The type is snowflake if any alternative classifications for the same code by integrating undersize and alternative dimensions. To analyze the evolution of the value of Supplies Company based on several criteria required of users, you can define a data warehouse type star.
In figure 1 is described a star warehouse model for sales:
In such a model the dimensions have a corresponding key in the fact tables (ex. Id_dim_customer primary key from Dim_customers has a corresponding key in Fact sales foreign key). This model permits to create complex query by simply choose the attributes from dimensions and a measure from the fact table. It also is possible to create graphics based on queries that contain attributes from dimension tables and measures from the fact table.
Inserting data into dimensions can be made through an insert SQL command:
INSERT INTO DIM_CUSTOMERS (ID_DIM_CUSTOMER, CUSTOMER_NAME, CUSTOMER_AGE, CUSTOMER_ADDRESS) VALUES (1, 'CLIENT 1' 27, 'ADDRESS 1');
Inserting data into the fact table is made also through an insert SQL command based on a trigger fired when inserted data into dimensions is:
INSERT INTO FACT_SALES (ID_F_SALES, ID_DIM_CUSTOMER, ID_DIM_PROVIDER, ID_DIM_LOCATION, ID_DIM_SHOPS, ID_DIM_PRODUCT, ID_DIM_TIME, SALE_DATE, QUANTITY_SOLD, VALUE_SOLD) VALUES (1, 1, 2, 2, 3, 1, 4, 1-AUG-2016 154, 1958);
Creating a query into a star model warehouse:
The query code:
SELECT DISTINCTROW DIM_CUSTOMERS.CUSTOMER_NAME, DIM_PROVIDERS.PROVIDER_NAME, DIM_SHOPS.SHOP_NAME, DIM_PRODUCTS.PRODUCT_NAME, DIM_TIME.YEAR_NAME, Sum(FACT_SALES.QUANTITY_SOLD) AS [Sum Of CANT_VANDUTA]
FROM DIM_TIME INNER JOIN (DIM_PRODUCTS INNER JOIN (DIM_SHOPS INNER JOIN (DIM_PROVIDERS INNER JOIN (DIM_CUSTOMERS INNER JOIN FACT_SALES ON DIM_CUSTOMERS.[ID_DIM_CUSTOMER] = FACT_SALES.[ID_DIM_CUSTOMER]) ON DIM_PROVIDERS.[ID_DIM_PROVIDER] = FACT_SALES.[ID_DIM_PROVIDER]) ON DIM_SHOPS.[ID_DIM_SHOPS] = FACT_SALES.[ID_DIM_SHOPS]) ON DIM_PRODUCTS.[ID_DIM_PRODUCTS] = FACT_SALES.[ID_DIM_PRODUCT]) ON DIM_TIME.[ID_DIM_TIME] = FACT_SALES.[ID_DIM_TIME]
GROUP BY DIM_CUSTOMERS.CUSTOMER_NAME, DIM_PROVIDERS.PROVIDER_NAME, DIM_SHOPS.SHOP_NAME, DIM_PRODUCTS.PRODUCT_NAME, DIM_TIME.YEAR_NAME;
Based on the queries it can be built reports that helps the decision makers to choose what direction should have their actions. An example of a report based on the query above is represented in the image bellow:
A star warehouse model is an advanced method to obtain data analyses and various reports that can be the base of the decision making. This kind of model offers many choices by changing initial data into the targeted values and so many strategies can be made [4,6].

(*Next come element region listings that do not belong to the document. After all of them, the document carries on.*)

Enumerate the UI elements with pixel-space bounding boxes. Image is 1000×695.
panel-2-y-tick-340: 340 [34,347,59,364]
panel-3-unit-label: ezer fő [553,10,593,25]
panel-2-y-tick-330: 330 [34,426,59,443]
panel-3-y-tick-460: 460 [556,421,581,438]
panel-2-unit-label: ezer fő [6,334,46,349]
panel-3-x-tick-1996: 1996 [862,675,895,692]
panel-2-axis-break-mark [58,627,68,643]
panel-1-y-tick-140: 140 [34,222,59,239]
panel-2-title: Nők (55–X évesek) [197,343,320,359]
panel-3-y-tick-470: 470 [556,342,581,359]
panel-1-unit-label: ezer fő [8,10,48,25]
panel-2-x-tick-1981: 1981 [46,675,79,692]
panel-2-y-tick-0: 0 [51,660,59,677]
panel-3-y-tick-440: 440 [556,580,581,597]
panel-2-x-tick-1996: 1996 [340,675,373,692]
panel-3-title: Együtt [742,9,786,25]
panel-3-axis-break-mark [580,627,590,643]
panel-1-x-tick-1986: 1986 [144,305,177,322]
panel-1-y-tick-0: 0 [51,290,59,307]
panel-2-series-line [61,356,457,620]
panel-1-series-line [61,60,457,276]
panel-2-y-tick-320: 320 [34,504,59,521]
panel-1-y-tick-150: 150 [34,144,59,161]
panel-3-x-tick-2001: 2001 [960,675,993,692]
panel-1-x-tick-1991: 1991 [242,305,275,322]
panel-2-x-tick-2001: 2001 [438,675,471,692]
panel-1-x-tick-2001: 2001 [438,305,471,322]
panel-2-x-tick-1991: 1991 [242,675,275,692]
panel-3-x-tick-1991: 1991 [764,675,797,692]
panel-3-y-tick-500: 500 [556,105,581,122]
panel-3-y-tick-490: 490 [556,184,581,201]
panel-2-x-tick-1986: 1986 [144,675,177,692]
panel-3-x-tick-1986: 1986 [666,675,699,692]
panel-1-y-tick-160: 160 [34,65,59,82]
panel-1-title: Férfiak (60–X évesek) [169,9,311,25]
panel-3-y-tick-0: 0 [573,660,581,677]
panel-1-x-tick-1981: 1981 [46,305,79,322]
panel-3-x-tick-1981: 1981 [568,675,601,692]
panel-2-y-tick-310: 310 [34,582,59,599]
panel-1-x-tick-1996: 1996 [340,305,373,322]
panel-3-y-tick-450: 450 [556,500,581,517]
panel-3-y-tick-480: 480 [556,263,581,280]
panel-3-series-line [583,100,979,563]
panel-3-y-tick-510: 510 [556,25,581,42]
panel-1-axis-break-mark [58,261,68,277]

The advantages of using databases for Decision Support Systems in businesses involves creating numerous queries by the decision maker and also allow to create many scenarious and variants to choose from. In the business area is crucial to store data into a warehouse such as a star modell and create many queries and reports so the decision maker can see the trends of the economical indicators and helps him to make a decision that can improve those numbers or it can be useful to implement a strategy for a further development [1,3]. The databases permits flexibility in creating queries by choosing columns from dimension tables and measures from the fact table and so the decision maker may choose what economical indicators is useful to analyse and also permits to create different types of graphs such as columns, pies, scatter points or webs. By simply analysing these reports and graphs helps the decision maker to create different scenarious by changing target indicators and corelate with the economical indicators that can’t be changed [2,5]. The methods specific to the databases such as SQL language and the Business Intelligence tools allow businesses to explore data and to create alternatives that helps to choose the optimal variant according to the economical restrictions that came from the business environment. It is very important to store data into a warehouse model and then to create future strategies that can help a company to expand or to grow the profit in a realistic way based on complex analyses and alternatives.